The surgical robot gave Dr. Cruz several advantages when repairing Tom’s hernia. Its enhanced 3D imaging and micro-precision instruments allow for better visualization and a greater range of motion during the operation.

It’s also more minimally invasive, which translates to reduced pain and shorter recovery times for the patient, Dr. Cruz adds.

On the day of Tom’s surgery, Dr. Cruz made a surprising discovery. It wasn’t that Tom had developed a new hernia. Rather, the mesh covering used to treat his decades-old injury had slipped, once again exposing the opening in his abdominal muscles.

Usually, this would present a major challenge because sections of the mesh material were attached to blood vessels, and the patch would have to be removed without damaging the delicate vascular system.

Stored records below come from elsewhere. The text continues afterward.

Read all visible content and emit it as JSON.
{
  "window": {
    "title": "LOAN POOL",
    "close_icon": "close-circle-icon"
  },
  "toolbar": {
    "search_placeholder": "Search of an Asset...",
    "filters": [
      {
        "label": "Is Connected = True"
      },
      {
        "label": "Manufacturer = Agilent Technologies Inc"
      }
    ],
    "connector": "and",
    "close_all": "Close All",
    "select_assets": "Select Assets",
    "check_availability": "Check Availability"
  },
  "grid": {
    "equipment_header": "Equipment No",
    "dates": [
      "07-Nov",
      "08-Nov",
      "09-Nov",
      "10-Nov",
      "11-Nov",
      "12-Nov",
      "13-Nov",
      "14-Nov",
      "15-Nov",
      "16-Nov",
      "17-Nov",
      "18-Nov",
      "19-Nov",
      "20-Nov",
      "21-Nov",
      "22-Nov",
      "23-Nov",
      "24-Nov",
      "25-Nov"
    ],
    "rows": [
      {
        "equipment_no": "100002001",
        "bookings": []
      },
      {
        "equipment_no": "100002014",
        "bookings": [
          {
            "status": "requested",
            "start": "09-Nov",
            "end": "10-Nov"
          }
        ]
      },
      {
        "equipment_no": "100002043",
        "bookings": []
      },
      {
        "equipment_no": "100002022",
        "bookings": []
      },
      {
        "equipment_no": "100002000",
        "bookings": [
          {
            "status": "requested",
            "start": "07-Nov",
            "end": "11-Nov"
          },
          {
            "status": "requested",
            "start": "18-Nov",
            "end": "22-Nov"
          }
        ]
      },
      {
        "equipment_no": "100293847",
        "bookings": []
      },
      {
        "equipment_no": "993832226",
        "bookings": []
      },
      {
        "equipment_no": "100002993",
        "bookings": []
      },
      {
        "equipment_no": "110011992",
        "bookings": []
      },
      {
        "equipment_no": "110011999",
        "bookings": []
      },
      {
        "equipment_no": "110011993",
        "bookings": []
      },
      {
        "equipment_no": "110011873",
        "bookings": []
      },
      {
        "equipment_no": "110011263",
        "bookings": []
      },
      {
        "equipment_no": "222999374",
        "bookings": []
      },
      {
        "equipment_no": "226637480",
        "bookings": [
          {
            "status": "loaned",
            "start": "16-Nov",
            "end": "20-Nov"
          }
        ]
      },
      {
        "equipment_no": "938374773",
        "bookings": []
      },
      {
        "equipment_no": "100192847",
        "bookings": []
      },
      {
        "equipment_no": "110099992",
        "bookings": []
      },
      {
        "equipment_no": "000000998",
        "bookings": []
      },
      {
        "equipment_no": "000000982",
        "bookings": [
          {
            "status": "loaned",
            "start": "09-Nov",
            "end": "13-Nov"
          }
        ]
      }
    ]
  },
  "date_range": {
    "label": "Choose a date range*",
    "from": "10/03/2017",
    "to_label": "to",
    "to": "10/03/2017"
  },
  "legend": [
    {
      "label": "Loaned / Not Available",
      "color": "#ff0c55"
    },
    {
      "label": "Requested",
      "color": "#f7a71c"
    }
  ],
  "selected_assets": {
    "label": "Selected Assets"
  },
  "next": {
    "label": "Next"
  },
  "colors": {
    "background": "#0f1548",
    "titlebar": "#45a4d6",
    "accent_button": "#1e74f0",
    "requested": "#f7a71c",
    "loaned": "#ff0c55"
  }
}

But the da Vinci robot allowed Dr. Cruz to work with great precision, helping him pull the tissues back into place and cover the hole with a gauze of lightweight synthetic polymer that’s made to last.

“I was very thankful I had the robot because it was safer for me to get that mesh out, which I had to do to get the new mesh in,” Dr. Cruz says.

Tom Barrett photographed sitting on a golf cart surrounded by golf equipment

Within weeks of his surgery, Tom was back at Walnut Creek Country Club enjoying a round of golf. 


The da Vinci system made its debut last fall at Methodist Midlothian, but Dr. Cruz and his team are well-versed in its capabilities, having performed many robotic surgeries at Methodist Mansfield.

Tom agrees that the process, including the recovery, couldn’t have gone more smoothly.

Now back home, the self-professed golf addict is spending his days at the Walnut Creek Country Club in Mansfield, hitting the greens with friends and fellow athletes. He credits the care he received at Methodist Midlothian for getting him back on his feet.

“Everybody was very professional,” Tom says. “The staff was very concerned with the utmost detail in patient care. Everything was explained to me, and they made themselves available for questions. It’s just a great group.”